Ryan removes my head-guard at the end of the session, then smacks me on the back of the head. “Ow, fuck, what was that for?” I protest.
“When are we gonna see you in the ring, then?” he asks.
“When my own coaches stop hitting me, I’ll think about it.”
“No, seriously,” he persists. I stall, thinking of something to say.
“As soon as I have shifted this weight off” I laugh, pointing to my waist line and taking off my gloves. Ryan thrusts my head guard into my chest and lowers his voice.
“All of the guys in there have fought before, and I’d put you in with any of them. Look at Tommy; he’s fought before, but you look so comfortable against him. Look at Joe, he’s fought twice now, and you’d handle him with ease if you fought him.”
This time he really was asking.
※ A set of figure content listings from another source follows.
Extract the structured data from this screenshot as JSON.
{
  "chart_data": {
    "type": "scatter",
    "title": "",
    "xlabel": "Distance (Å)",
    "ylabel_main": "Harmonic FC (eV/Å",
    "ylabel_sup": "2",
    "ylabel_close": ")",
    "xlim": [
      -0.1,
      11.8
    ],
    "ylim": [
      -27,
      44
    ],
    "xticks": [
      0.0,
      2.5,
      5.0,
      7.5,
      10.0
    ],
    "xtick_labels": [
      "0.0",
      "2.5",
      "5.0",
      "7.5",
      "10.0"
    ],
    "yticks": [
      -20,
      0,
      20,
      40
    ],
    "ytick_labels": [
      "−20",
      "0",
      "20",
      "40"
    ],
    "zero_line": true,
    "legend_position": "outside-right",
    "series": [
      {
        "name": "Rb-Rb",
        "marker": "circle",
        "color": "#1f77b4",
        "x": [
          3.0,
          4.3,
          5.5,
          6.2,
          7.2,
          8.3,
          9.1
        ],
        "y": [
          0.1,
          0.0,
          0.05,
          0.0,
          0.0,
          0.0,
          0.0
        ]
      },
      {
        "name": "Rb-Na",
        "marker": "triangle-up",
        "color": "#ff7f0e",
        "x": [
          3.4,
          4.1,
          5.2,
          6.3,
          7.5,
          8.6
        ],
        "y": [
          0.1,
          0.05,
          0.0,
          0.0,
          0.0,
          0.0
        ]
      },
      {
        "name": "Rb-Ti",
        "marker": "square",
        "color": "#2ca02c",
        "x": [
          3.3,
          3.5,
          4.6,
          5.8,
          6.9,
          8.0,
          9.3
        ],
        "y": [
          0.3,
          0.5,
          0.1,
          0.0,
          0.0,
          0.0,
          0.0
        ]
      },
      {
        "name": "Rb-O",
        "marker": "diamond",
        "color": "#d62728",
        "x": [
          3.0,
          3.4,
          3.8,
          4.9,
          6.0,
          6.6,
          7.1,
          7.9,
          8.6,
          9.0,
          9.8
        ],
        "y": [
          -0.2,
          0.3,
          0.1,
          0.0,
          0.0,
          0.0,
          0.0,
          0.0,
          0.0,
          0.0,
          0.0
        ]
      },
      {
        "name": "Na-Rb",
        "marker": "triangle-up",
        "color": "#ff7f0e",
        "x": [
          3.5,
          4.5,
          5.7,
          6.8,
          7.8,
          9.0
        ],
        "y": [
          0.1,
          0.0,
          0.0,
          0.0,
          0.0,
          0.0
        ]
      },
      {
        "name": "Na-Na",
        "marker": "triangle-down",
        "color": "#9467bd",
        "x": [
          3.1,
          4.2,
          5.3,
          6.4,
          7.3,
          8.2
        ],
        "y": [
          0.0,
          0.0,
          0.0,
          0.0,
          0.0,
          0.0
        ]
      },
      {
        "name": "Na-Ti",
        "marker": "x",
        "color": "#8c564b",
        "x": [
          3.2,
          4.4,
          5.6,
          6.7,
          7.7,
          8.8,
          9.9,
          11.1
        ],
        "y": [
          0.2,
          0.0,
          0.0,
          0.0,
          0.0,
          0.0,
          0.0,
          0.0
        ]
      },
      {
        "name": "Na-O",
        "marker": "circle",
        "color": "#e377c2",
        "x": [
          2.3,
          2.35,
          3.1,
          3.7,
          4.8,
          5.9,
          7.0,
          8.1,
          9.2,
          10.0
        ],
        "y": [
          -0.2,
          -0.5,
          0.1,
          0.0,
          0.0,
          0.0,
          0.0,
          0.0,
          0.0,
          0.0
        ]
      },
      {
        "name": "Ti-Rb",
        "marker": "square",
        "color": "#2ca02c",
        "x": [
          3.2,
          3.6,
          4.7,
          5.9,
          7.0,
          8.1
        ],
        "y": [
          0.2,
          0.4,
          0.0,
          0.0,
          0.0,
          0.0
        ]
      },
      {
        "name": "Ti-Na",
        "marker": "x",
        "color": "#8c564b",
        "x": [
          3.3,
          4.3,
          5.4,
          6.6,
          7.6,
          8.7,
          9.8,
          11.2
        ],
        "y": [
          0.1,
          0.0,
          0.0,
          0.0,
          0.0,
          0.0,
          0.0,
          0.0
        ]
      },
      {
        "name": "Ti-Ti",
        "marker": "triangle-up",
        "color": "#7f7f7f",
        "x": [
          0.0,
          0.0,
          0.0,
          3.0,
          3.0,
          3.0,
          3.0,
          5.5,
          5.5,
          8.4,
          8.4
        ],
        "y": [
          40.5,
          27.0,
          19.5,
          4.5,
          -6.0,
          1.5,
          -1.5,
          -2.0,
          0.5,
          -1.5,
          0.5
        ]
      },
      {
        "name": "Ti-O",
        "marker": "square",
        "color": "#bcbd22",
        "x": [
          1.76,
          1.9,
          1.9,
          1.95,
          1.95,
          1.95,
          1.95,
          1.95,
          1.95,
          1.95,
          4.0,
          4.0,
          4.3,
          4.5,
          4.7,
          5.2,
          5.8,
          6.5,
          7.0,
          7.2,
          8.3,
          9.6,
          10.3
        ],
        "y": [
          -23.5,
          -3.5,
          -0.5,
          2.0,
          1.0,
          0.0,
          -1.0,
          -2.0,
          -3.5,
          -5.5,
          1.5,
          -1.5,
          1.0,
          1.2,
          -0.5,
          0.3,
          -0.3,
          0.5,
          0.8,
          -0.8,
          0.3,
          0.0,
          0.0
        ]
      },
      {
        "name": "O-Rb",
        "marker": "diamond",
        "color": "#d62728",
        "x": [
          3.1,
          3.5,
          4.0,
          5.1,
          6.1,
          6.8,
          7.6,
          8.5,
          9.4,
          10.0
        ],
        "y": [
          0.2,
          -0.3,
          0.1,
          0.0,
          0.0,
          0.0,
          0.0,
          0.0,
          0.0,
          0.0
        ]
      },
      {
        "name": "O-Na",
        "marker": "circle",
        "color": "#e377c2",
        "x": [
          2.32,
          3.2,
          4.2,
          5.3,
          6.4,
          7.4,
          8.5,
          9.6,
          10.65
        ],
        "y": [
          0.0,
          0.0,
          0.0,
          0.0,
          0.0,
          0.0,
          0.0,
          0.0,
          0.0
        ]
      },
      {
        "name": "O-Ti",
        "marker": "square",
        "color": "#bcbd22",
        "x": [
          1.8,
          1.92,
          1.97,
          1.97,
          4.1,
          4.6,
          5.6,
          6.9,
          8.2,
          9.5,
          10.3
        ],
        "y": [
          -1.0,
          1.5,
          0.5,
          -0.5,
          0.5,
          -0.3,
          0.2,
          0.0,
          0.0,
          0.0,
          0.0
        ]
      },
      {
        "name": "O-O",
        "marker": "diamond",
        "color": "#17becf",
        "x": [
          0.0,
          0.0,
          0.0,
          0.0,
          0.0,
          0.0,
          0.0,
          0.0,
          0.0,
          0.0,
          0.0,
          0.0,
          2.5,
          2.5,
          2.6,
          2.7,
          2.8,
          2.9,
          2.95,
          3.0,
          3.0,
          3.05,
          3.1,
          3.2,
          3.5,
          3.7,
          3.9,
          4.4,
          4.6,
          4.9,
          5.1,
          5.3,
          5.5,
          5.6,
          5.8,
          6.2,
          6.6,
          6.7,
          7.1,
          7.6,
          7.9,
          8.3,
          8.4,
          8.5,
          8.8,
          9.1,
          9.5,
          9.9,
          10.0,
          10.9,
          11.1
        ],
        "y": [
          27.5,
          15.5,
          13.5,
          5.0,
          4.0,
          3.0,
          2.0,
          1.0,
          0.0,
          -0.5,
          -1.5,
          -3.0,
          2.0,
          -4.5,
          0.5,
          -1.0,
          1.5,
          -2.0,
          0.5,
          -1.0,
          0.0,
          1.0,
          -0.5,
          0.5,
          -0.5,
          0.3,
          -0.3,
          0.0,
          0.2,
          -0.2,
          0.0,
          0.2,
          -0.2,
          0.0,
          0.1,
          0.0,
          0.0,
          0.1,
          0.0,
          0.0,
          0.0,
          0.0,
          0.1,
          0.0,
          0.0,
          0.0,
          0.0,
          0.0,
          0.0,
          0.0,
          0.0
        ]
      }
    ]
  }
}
I throw my head guard down with my gloves and turn back to him.
“We’re organizing a show on the 1st December in Beckenham, just outside London. You’d be great on that.”
“Because you’re ready, man!”
I think, and massage my aching jaw; Tommy’s right hand had caught me harder than I thought.
“How much do you weigh at the moment?” Asks Ryan. I frown; I know I’m heavier than I should be.
“About 13 ½ stone. I could get it off, though.” Ryan swats at the air dismissively.
Pah!” He says. “We’ll get that off no problem. Come on, man! What are you waiting for?”
He was right; what was I waiting for? I had no idea. The thought of it had always appealed, but there were so many “what ifs” – about being good enough, about preparation, about how my fiancee and family would react, about losing – that I struggled to make sense of, and I was still struggling with them on the walk home from the gym. One thing I did know is that I was running out of excuses, and the longer I continued to make them up, the smaller my chances of fighting became. As I turned the corner of the street where my parents live, still mulling all this over, I heard my phone beep in my pocket – a message from Ryan. I stopped to read it.
“1st December, give it a go.”
I had run out of excuses. If I were to say no to this one, I knew I would never say yes. I’d have been all talk and no minerals for 10 years, and the person I hoped I had become, had worked so hard so grow into, would be just another fictional character in the long list of People I Would Rather Be. So, after a pause, I wrote a message back.